Feb 28, 2024

Canadian Ambassador to the Philippines David Bruce Hartman (left) and Department of National Defense Secretary Gilberto Teodoro Jr, seen in this handout photo, signed an agreement regarding defence cooperation.

February 1, 2024 — The Philippines and Canada are boosting their defense partnership with a new memorandum of understanding (MOU) that could potentially see greater cooperation between their military forces.

The agreement was signed by Gilbert Teodoro Jr., Secretary of National Defense of the Philippines, and David Bruce Hartman, Canadian ambassador to the Philippines, on January 19, 2024.

The event took place in Quezon City at Camp Aguinaldo, home of the Armed Forces of the Philippines (AFP).

"I'm glad to hear that there is a strong intention on both sides to deepen and strengthen the relationships by forging new milestones in our defence relations to culminate, perhaps, with the Visiting Forces Agreement [VFA]," Teodoro said in a statement.

The Philippines has an existing VFA with the U.S., which governs visiting military and civilian

personnel temporarily present in the United States and the Philippines.

It’s not yet known how a VFA between the Philippines and Canada would look like.

Multiple media reports note that the MOU, as the Philippine defense department described, would energize cooperation between the defence and military establishments of both countries.

Cooperation would cover areas such as military education, training exchanges, information sharing, peacekeeping operations, and disaster response.

"The strongest assets we have are the mutual trust and confidence that we have in one another...and because we are dealing with each other in a straightforward, open, and on a rules-based manner, such trust is reinforced and will surpass political changes and the tests of time," Teodoro added.

The signing of the MOU comes as the Philippines and Canada celebrate in 2024 the 75th anniversary of the establishment of diplomatic relations between the two countries.

The agreement also follows in the wake of several confrontations between Philippine and Chinese ships in the disputed South China Sea.

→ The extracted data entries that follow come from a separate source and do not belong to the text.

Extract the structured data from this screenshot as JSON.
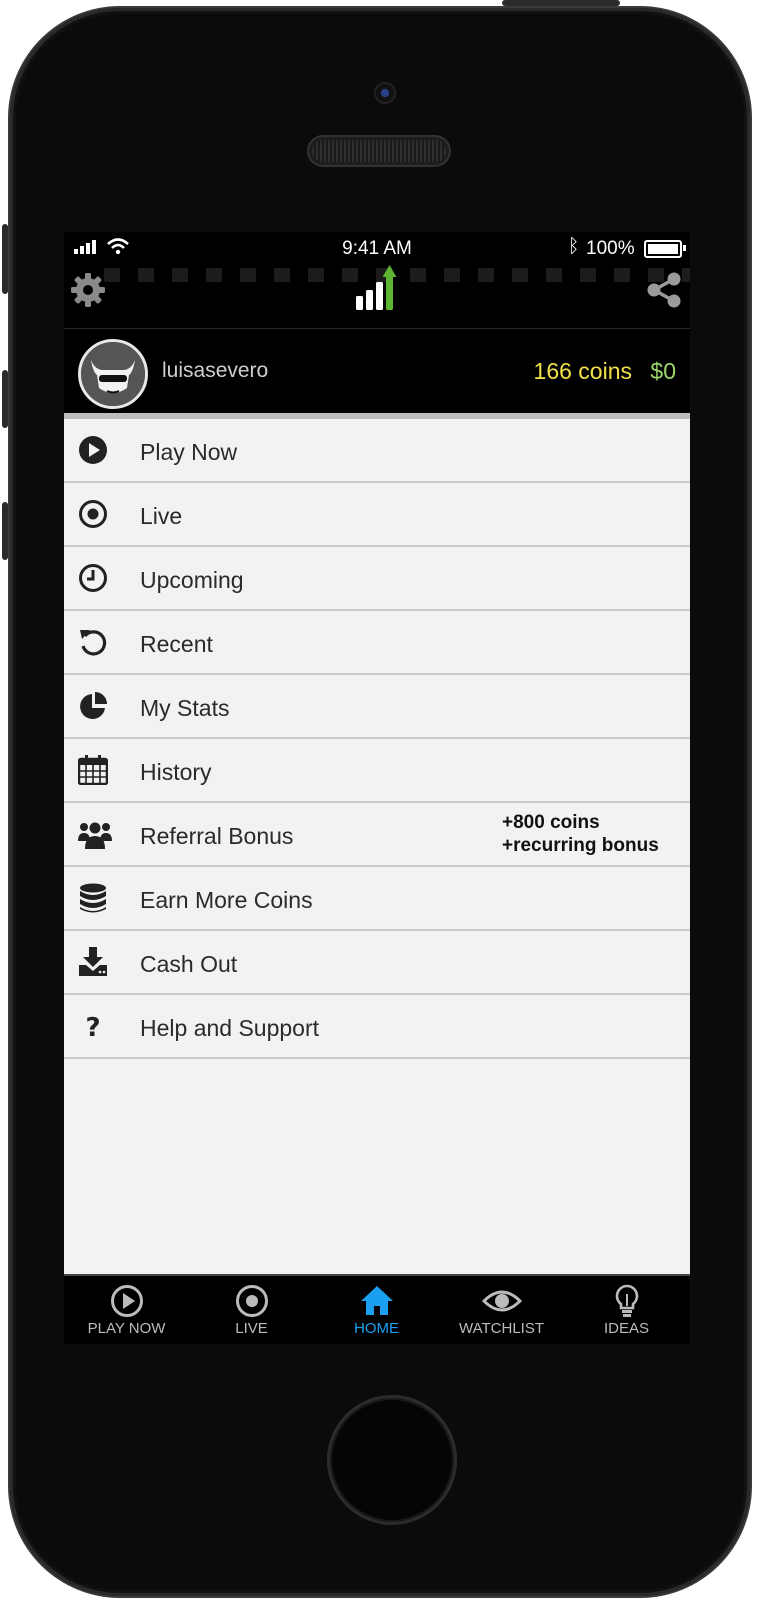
{
  "status_bar": {
    "time": "9:41 AM",
    "battery": "100%"
  },
  "profile": {
    "username": "luisasevero",
    "coins": "166 coins",
    "money": "$0"
  },
  "menu": [
    {
      "label": "Play Now",
      "icon": "play-circle-icon"
    },
    {
      "label": "Live",
      "icon": "live-target-icon"
    },
    {
      "label": "Upcoming",
      "icon": "clock-icon"
    },
    {
      "label": "Recent",
      "icon": "history-undo-icon"
    },
    {
      "label": "My Stats",
      "icon": "pie-chart-icon"
    },
    {
      "label": "History",
      "icon": "calendar-icon"
    },
    {
      "label": "Referral Bonus",
      "icon": "users-icon",
      "note_line1": "+800 coins",
      "note_line2": "+recurring bonus"
    },
    {
      "label": "Earn More Coins",
      "icon": "coin-stack-icon"
    },
    {
      "label": "Cash Out",
      "icon": "download-icon"
    },
    {
      "label": "Help and Support",
      "icon": "question-icon"
    }
  ],
  "tabs": [
    {
      "label": "PLAY NOW",
      "icon": "play-circle-icon"
    },
    {
      "label": "LIVE",
      "icon": "live-target-icon"
    },
    {
      "label": "HOME",
      "icon": "home-icon",
      "active": true
    },
    {
      "label": "WATCHLIST",
      "icon": "eye-icon"
    },
    {
      "label": "IDEAS",
      "icon": "lightbulb-icon"
    }
  ],
  "colors": {
    "coins": "#f2e14a",
    "money": "#9fd86a",
    "active_tab": "#1b9ff0",
    "logo_arrow": "#5cb531"
  }
}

Canada has supported the Philippines in the face of the growing assertiveness by the People’s Republic of China (PRC) in the disputed waters.

Canada backs a 2016 ruling by the Permanent Court of Arbitration that said China's claims in the South China Sea had no legal basis, a finding China rejects.

The signing of the defence MOU also follows the signing in October of an arrangement between the Philippines and Canada for the use by the Philippines of Canada’s Dark Vessel Detection (DVD) system.

The system is designed to find vessels that have switched off their location transmitters to evade detection.

On December 12, 2023, Global Affairs Canada issued a statement condemning actions taken by PRC days earlier in the South China Sea.

“These incidents are the latest in an increasingly worrisome pattern of acts of intimidation by the PRC in the South China Sea,” the statement read.

As well, “The PRC’s actions demonstrate a clear disregard for navigational rights and freedoms and are inconsistent with its obligations under international law, including the United Nations Convention on the Law of the Sea (UNCLOS). Canada reiterates that the 2016 ruling of the UNCLOS arbitral tribunal in the matter of the South China Sea is binding on the parties.

For its part, China condemned Canada's support for Philippines.

"The South China Sea is the common home of countries in the region and should not become a hunting ground for Canada, the United States and other countries to pursue their geopolitical interests," asserted a statement on December 13 by the Chinese embassy in Canada.

"As a country outside the region, Canada has emboldened the Philippines' violation of China's sovereignty, violated the purposes and principles of the U.N. Charter, and jeopardised regional peace and stability," the Chinese embassy statement also noted.

Meanwhile, China’s Foreign Ministry denounced Philippine President Ferdinand Marcos Jr. for congratulating Lai Ching-te, winner of Taiwan’s presidential election on January 13, 2024.

Ministry spokesperson Mao Ning said in media reports that Marcos’s remarks “seriously violated the political commitments made by the Philippines to China and rudely interfered in China’s internal affairs”.

China claims Taiwan as part of its territory. The Philippines recognizes the PRC under its one-China policy.

“We would like to sternly tell the Philippines not to play with fire on the Taiwan issue ... (and) immediately stop making wrong words and deeds on Taiwan-related issues, and stop sending any wrong signals to Taiwan independence and separatist forces,” Mao said.

Marcos Jr. congratulated Taiwan's president-elect Lai on January 15, saying in a statement that he was looking “forward to close collaboration” and “strengthening mutual interests”.

 Lai has pledged to protect Taiwan’s de-facto independence from China.